Yesterday, the president-elect’s transition team started telling reporters that Kobach didn’t speak for them. And on Friday, Trump ended speculation that Kansas’ prince of nativism would become the nation’s attorney general. For that role, Trump has instead selected another nationalist zealot, U.S. Sen. Jeff Sessions of Alabama.
But Kansas isn’t going without a seat at the crazy table.
While everyone was watching Kobach, Trump was eyeing another right-winger from the Sunflower State. On Friday, he announced he’d chosen U.S. Rep. Mike Pompeo, of Wichita, to be C.I.A. director.
Pompeo, who came to Congress still warm from the incubator at the Koch hatchery, still believes that the Obama administration covered up wrongdoing in Benghazi. Just the kind of conspiracy theorist you want running the free world’s biggest spy agency.

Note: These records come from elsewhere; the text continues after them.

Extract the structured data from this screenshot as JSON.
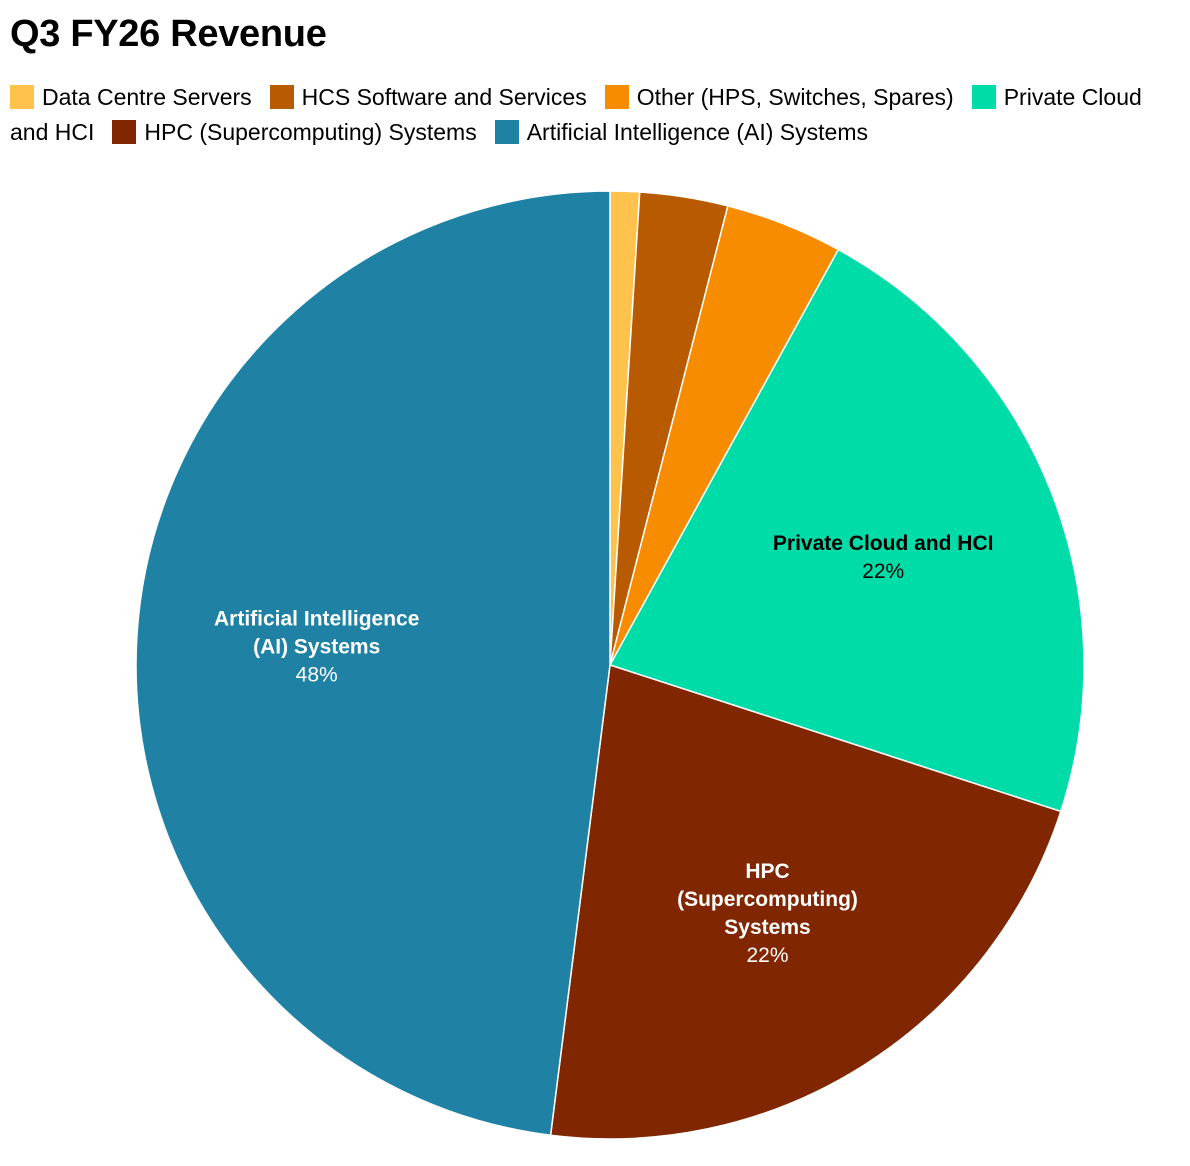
{
  "chart_data": {
    "type": "pie",
    "title": "Q3 FY26 Revenue",
    "legend_position": "top",
    "categories": [
      "Data Centre Servers",
      "HCS Software and Services",
      "Other (HPS, Switches, Spares)",
      "Private Cloud and HCI",
      "HPC (Supercomputing) Systems",
      "Artificial Intelligence (AI) Systems"
    ],
    "values": [
      1,
      3,
      4,
      22,
      22,
      48
    ],
    "colors": [
      "#ffc34d",
      "#b85a00",
      "#f78c00",
      "#00dca8",
      "#802600",
      "#1f81a3"
    ],
    "data_labels": [
      {
        "index": 3,
        "lines": [
          "Private Cloud and HCI"
        ],
        "pct": "22%",
        "color": "#000000"
      },
      {
        "index": 4,
        "lines": [
          "HPC",
          "(Supercomputing)",
          "Systems"
        ],
        "pct": "22%",
        "color": "#ffffff"
      },
      {
        "index": 5,
        "lines": [
          "Artificial Intelligence",
          "(AI) Systems"
        ],
        "pct": "48%",
        "color": "#ffffff"
      }
    ]
  }
}
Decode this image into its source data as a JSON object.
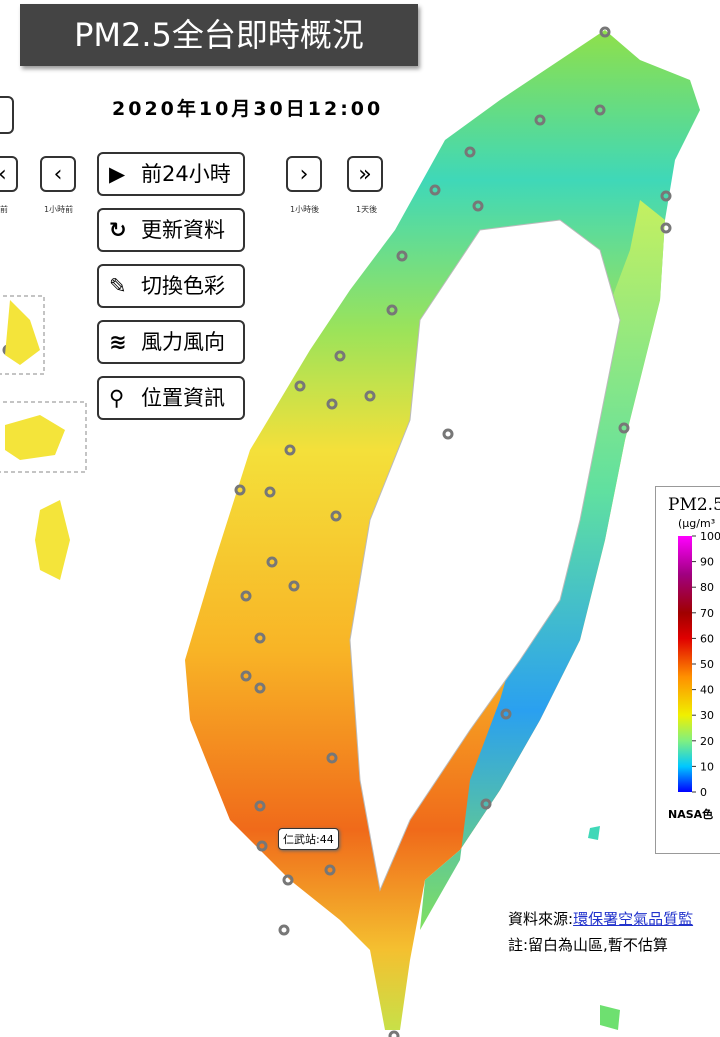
{
  "header": {
    "title": "PM2.5全台即時概況",
    "datetime": "2020年10月30日12:00"
  },
  "nav": {
    "labels": [
      "前",
      "1小時前",
      "1小時後",
      "1天後"
    ]
  },
  "menu": {
    "buttons": [
      "前24小時",
      "更新資料",
      "切換色彩",
      "風力風向",
      "位置資訊"
    ]
  },
  "station": {
    "label": "仁武站:44"
  },
  "legend": {
    "title": "PM2.5",
    "unit": "(μg/m³",
    "ticks": [
      0,
      10,
      20,
      30,
      40,
      50,
      60,
      70,
      80,
      90,
      100
    ],
    "footer": "NASA色"
  },
  "footer": {
    "source_prefix": "資料來源:",
    "source_link": "環保署空氣品質監",
    "note": "註:留白為山區,暫不估算"
  }
}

Still, Kobach isn’t about to go away. The GOP’s anti-immigrant base loves him, and so does the alt right, so Trump might yet find a place in his administration to shore up that part of the Mar-a-Lago fan club. And if nothing in D.C. pans out, the job of Kansas governor opens up in two years.
Kobach has a whack-a-mole ability to rebound from setbacks. “He is incredibly persistent,” says Micah Kubic, executive director of the ACLU of Kansas, who has spent the past year sparring with Kobach over the Kansas secretary of state’s attempts to restrain voting rights. “He is incredibly creative in devising new and ever-changing justifications for a law that has no justification.”
That’s a polite way of saying that Kobach has never let losing his cases get in the way of not winning other cases. Despite multiple court rulings against him, Kobach marched forward this year with efforts to bar about 18,000 voters who had registered with federal forms from casting ballots in state and local elections. Only the threat of a contempt-of-court order convinced him to allow these voters full participation in the November 8 election. And he remains on speed-dial in other states where he has contributed policy ideas or language, even when those cases, too, have been slapped down.
“No amount of being told no, and no amount of being told that what he wants to do is unconstitutional, stops him,” Kubic says.
It’s likely the Trump camp is less concerned about Kobach’s disregard for the Constitution than it is about his incessant need for attention. Washington may not be big enough for two anti-immigrant blatherers with massive egos, and one of them is about to move into the White House.
But exile would only free up Kobach to wreak more havoc in Kansas and elsewhere.